Each epoch was defined by 14 variables, including vital signs, lab measurements, organ support, IV fluid volume, norepinephrine doses, and vasopressin doses.

The primary outcome was in-hospital mortality for patients treated in accordance with the reinforcement learning rule compared with observed treatment by clinicians.

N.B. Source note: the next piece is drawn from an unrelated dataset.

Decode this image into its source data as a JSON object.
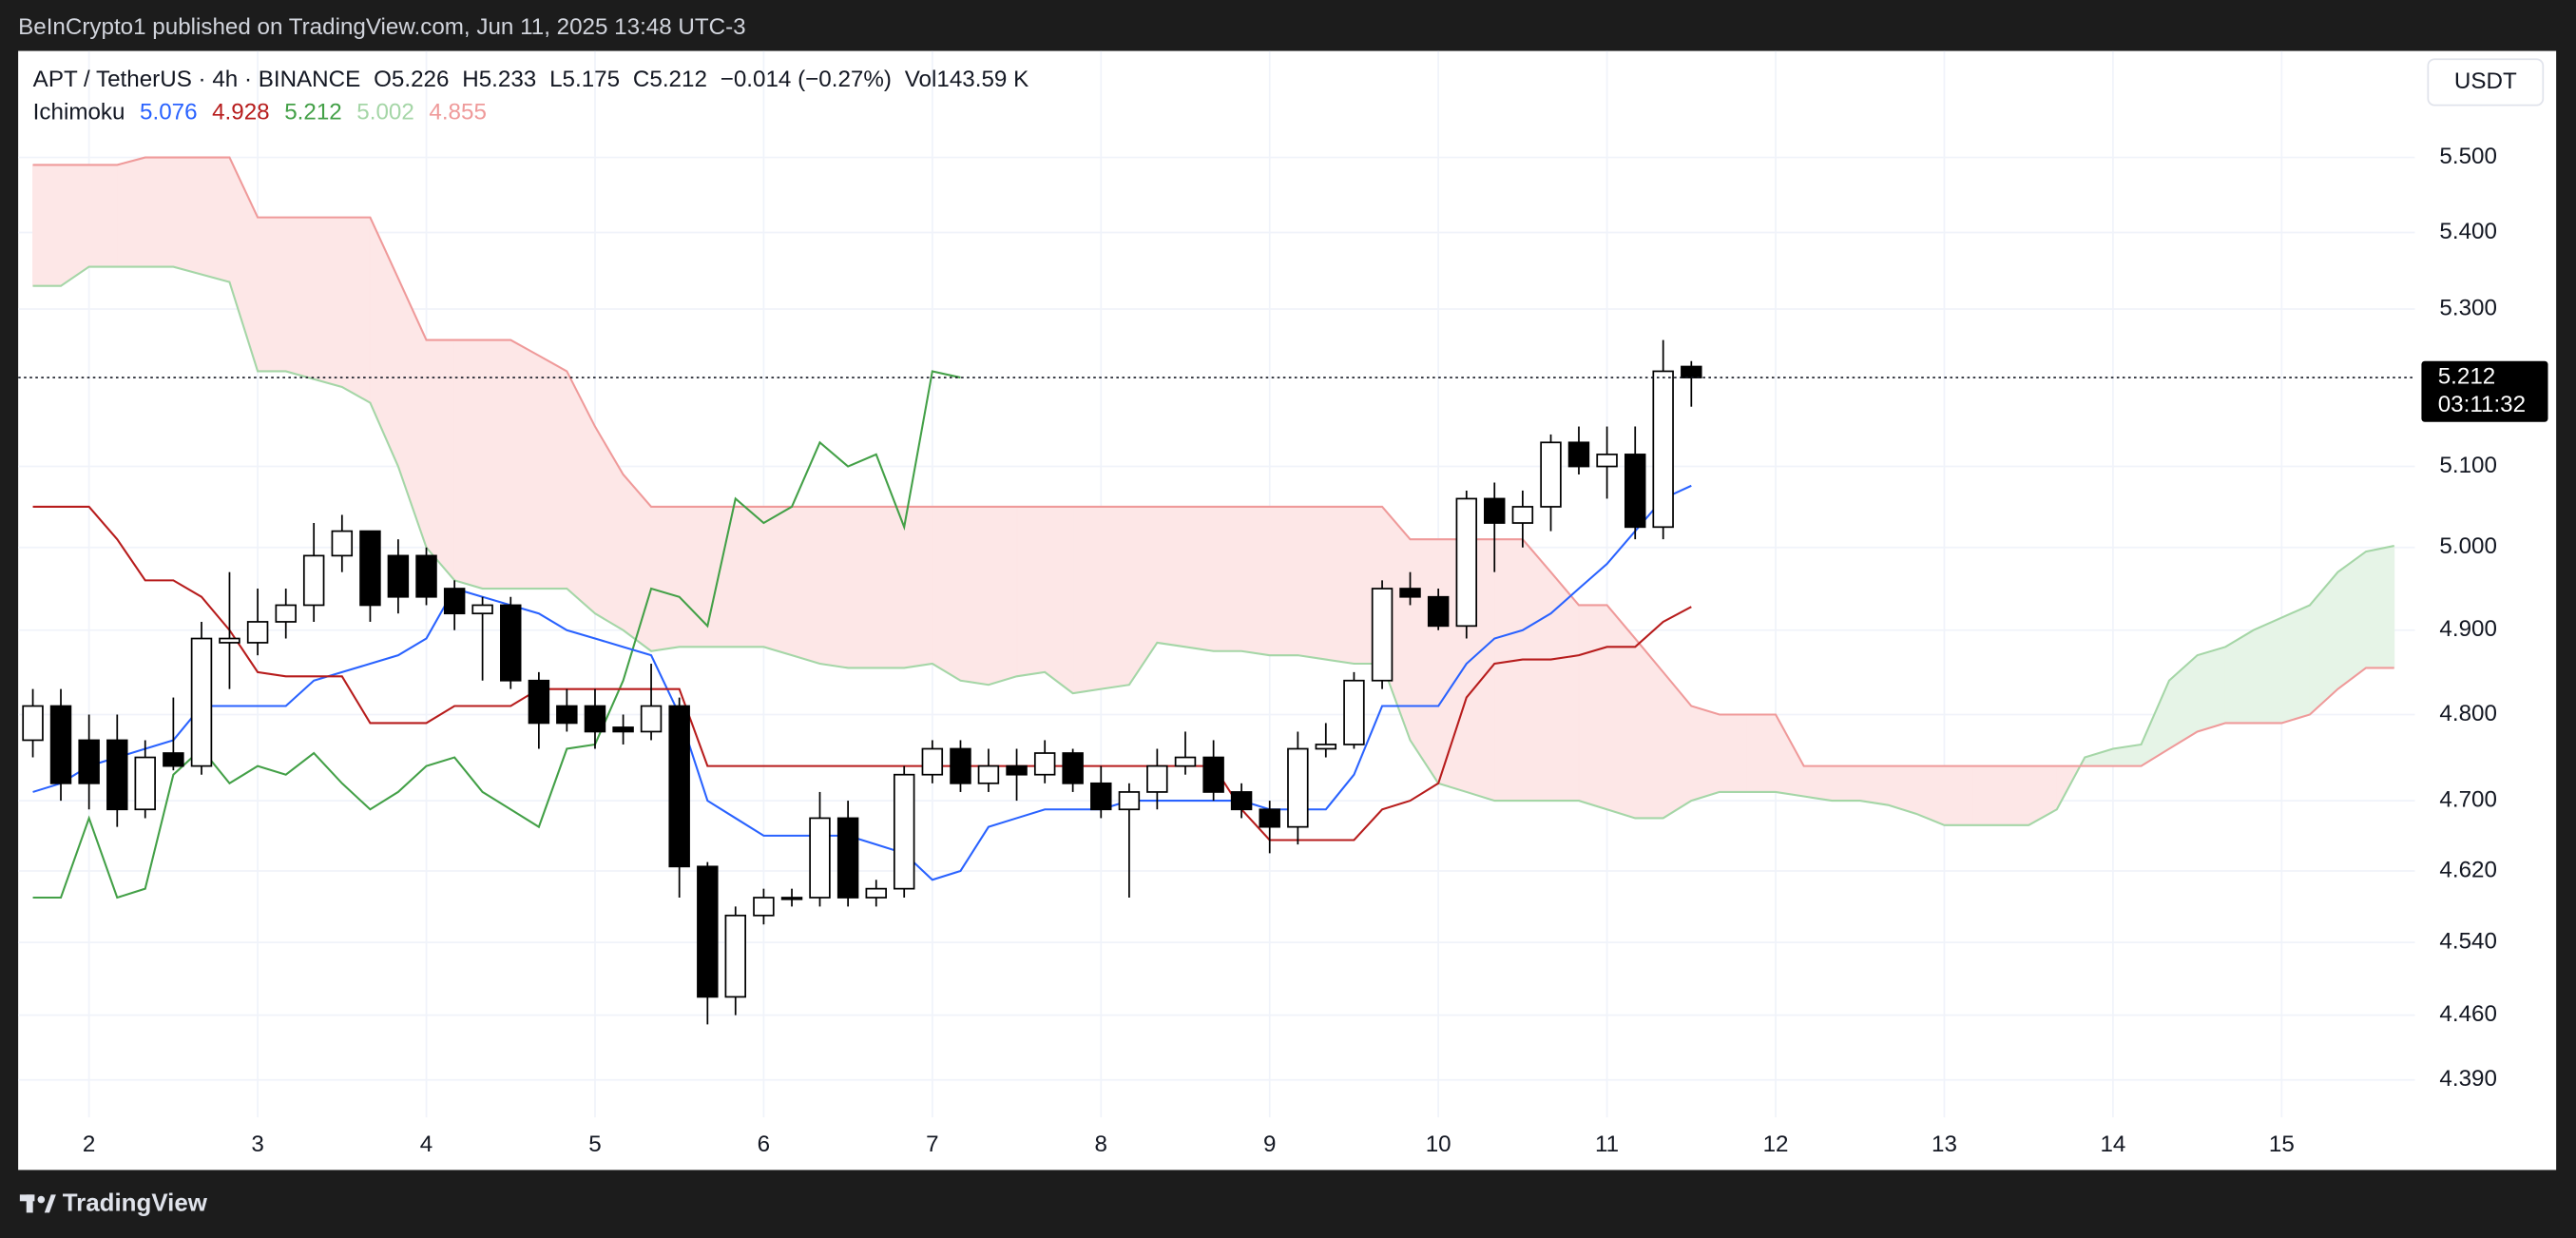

Clinicians initiated vasopressin in 31% of patients at a median SOFA score of 9 a median of five hours after shock onset with a norepinephrine dose of 0.37 μg/kg/min and serum lactate level of 3.6. The reinforcement learning model recommended vasopressin initiation in more patients (87%) at a lower median SOFA score (7) sooner after shock onset (four hours) and at lower norepinephrine doses (0.20 μg/kg/min) and lower serum lactate (2.5).

Treating patients in accordance with the model recommendations resulted in an adjusted odds ratio for in-hospital mortality of 0.81 (95% CI, 0.73-0.91), reduced odds of kidney replacement therapy (aOR, 0.47 [95% CI, 0.46-0.49]), and no difference in requiring mechanical ventilation.

Local culture surrounding vasopressin initiation and fluid resuscitation practices likely contributes to variation in practice, Dr. Achamallah said. Some hospitals mandate central access, which can delay initiation.

“There are so many variables that could account for differences in outcomes,” she said. “But OVISS gives me reassurance that the data that [have] been driving my clinical practice [are] trustworthy and that I should continue to use current guidelines.”